IEEE NANOMED New Innovator Award for Dr. Deok-Ho Kim

Dr. Deok-Ho Kim, Associate Professor in Bioengineering and a Faculty Member of the Institute for Stem Cell and Regenerative Medicine (ISCRM), has been awarded the inaugural 2018 IEEE NANOMED New Innovator Award.  Intended for current IEEE members within 10 years of completing their highest degree, the award recognizes significant contributions to the field of Nano/Molecular Medicine and Engineering as demonstrated by innovative research, product development, patents and/or publications.

Speaking at the IEEE NANOMED 2018 Annual Conference in Hawaii, Dr. Deok-Ho Kim describes how his lab uses heart-on-a-chip technology to model cardiac diseases.
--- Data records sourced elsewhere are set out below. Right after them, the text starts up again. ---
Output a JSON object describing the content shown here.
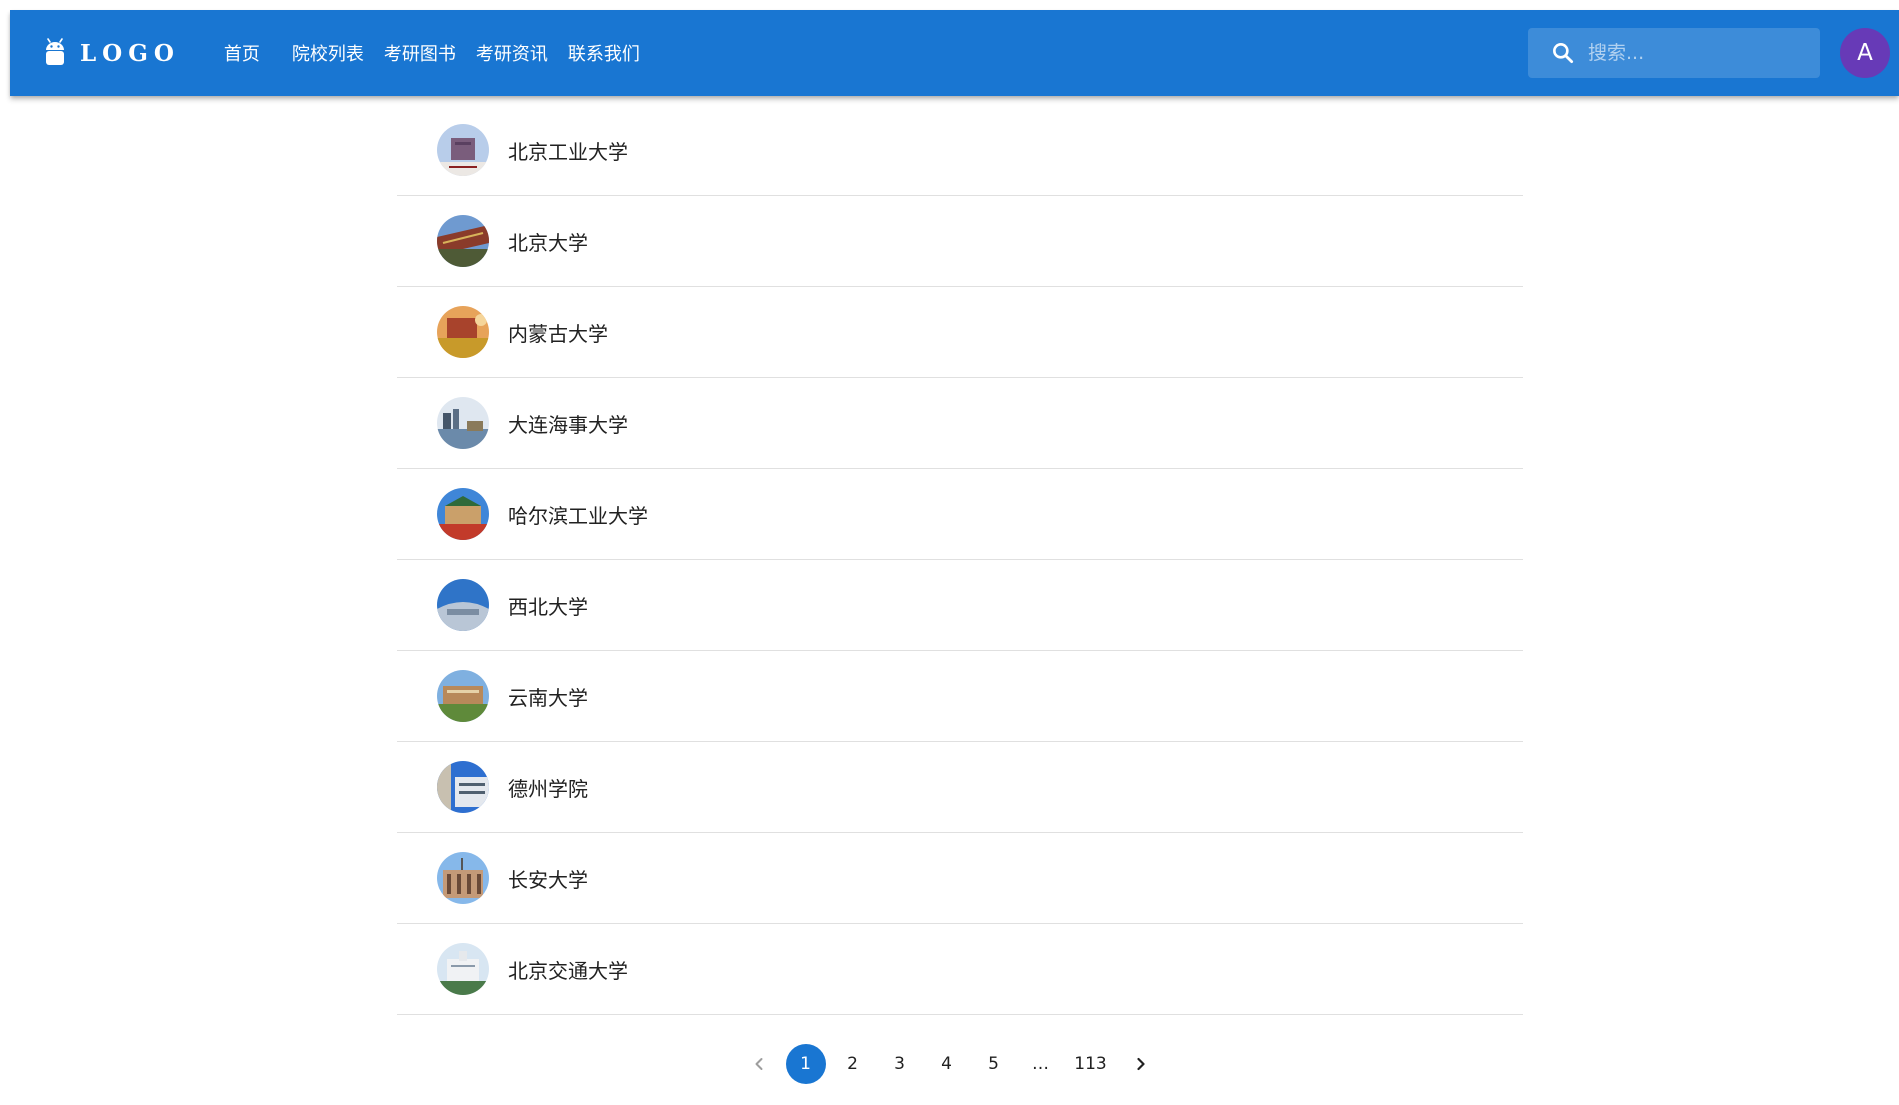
{
  "header": {
    "logo_text": "LOGO",
    "nav": [
      {
        "label": "首页"
      },
      {
        "label": "院校列表"
      },
      {
        "label": "考研图书"
      },
      {
        "label": "考研资讯"
      },
      {
        "label": "联系我们"
      }
    ],
    "search_placeholder": "搜索...",
    "avatar_letter": "A"
  },
  "colors": {
    "appbar": "#1976d2",
    "avatar": "#673ab7",
    "active_page": "#1976d2"
  },
  "schools": [
    {
      "name": "北京工业大学"
    },
    {
      "name": "北京大学"
    },
    {
      "name": "内蒙古大学"
    },
    {
      "name": "大连海事大学"
    },
    {
      "name": "哈尔滨工业大学"
    },
    {
      "name": "西北大学"
    },
    {
      "name": "云南大学"
    },
    {
      "name": "德州学院"
    },
    {
      "name": "长安大学"
    },
    {
      "name": "北京交通大学"
    }
  ],
  "pagination": {
    "pages": [
      "1",
      "2",
      "3",
      "4",
      "5",
      "…",
      "113"
    ],
    "current": "1"
  }
}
In his lab research, Dr. Kim and his team focus on the mechanobiology of human diseases. One specialty for the Kim lab is the development of human induced pluripotent stem cell (iPSC)-based microphysiological systems for disease modeling and drug discovery. In his award presentation at the IEEE NANOMED 2018 Annual Conference in Hawaii, Dr. Kim described how new technology – specifically, a heart-on-a-chip – makes it possible to model cardiac diseases using stem cell and tissue chip technologies.

“I am very honored to receive this award and wish to thank all my mentors,” said Dr. Kim. “I feel so privileged that IEEE, the world largest international society, considered our work in both nano/molecular bioengineering and human organ-on-a-chip technology worthy of this honor.”

A UW faculty member since 2011, Dr. Kim heads the Multiscale Biofabrication and Tissue Engineering Lab, which develops multiscale models of engineered human cardiac tissues derived from iPSC for three major applications: disease modeling for cardiac disease drug discovery, rapid and predictive preclinical cardiac risk assessment, and conducting clinical trials in vitro.

Currently, Dr. Kim is using heart-on-a-chip technology to better understand why many young patients with Duchene Muscular Dystrophy are dying of heart failure. Dr. Kim is also a lead part of an NIH/CASIS-funded effort to send hearts-on-chips to the International Space Station in 2020. The goals of that mission are to study the effects of microgravity on heart functioning and, hopefully, point scientists toward new ways to treat patients back on Earth.

Dr. Kim’s achievements in stem cell and tissue engineering research have earned him funding from the National Institutes of Health, the National Science Foundation and many private foundations. Dr. Kim has also served as keynote or plenary speaker at major national and international conferences and published more than 100 peer-reviewed scientific papers in leading biomedical journals.